If you think that is "jerky," that's fine, but I feel like name calling and playing the reputation card for no reason is only going to take a conversation down a bad and unconstructive path.
Eh, I'm not sure about that. When I see "Wow you have a terrible attitude about security" I'm inclined to think that's exactly what you're doing. I don't have a horse in this race but you seem to be unnecessarily aggressive/antagonistic and you could have discussed the individual merits of his comment without doing that.
Then try not to sound like one? The OP went out of his way to compile and document the important bugs and post them here. You, on the other hand, completely ignored the value of his contribution and instead rudely called him out on a very minor (and frankly, subjective) tonal issue, and went so far as to call it "whitewashing," which implies that he has an agenda.
He does make multiple valid points though.
If the users of your framework are consistently causing major security problems and the framework is built in a way that it can't be fixed without compromise.. I dunno.. document it? Maybe? Your documentation is basically the API to learning your framework, so if the API is broken to the extent of causing security problems, then it's not god damn production ready!
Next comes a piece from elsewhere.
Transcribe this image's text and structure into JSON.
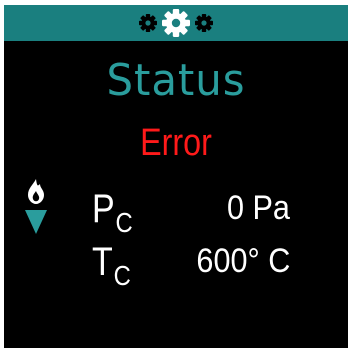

Remember, if every student is failing your class, the student probably isn't the one to blame.
Except not every student is failing the class. Only those not following best practices are.
For example, if you're using params.permit!, you're simply being lazy. This is clearly documented[1]:
"Extreme care should be taken when using permit! as it will allow all current and future model attributes to be mass-assigned."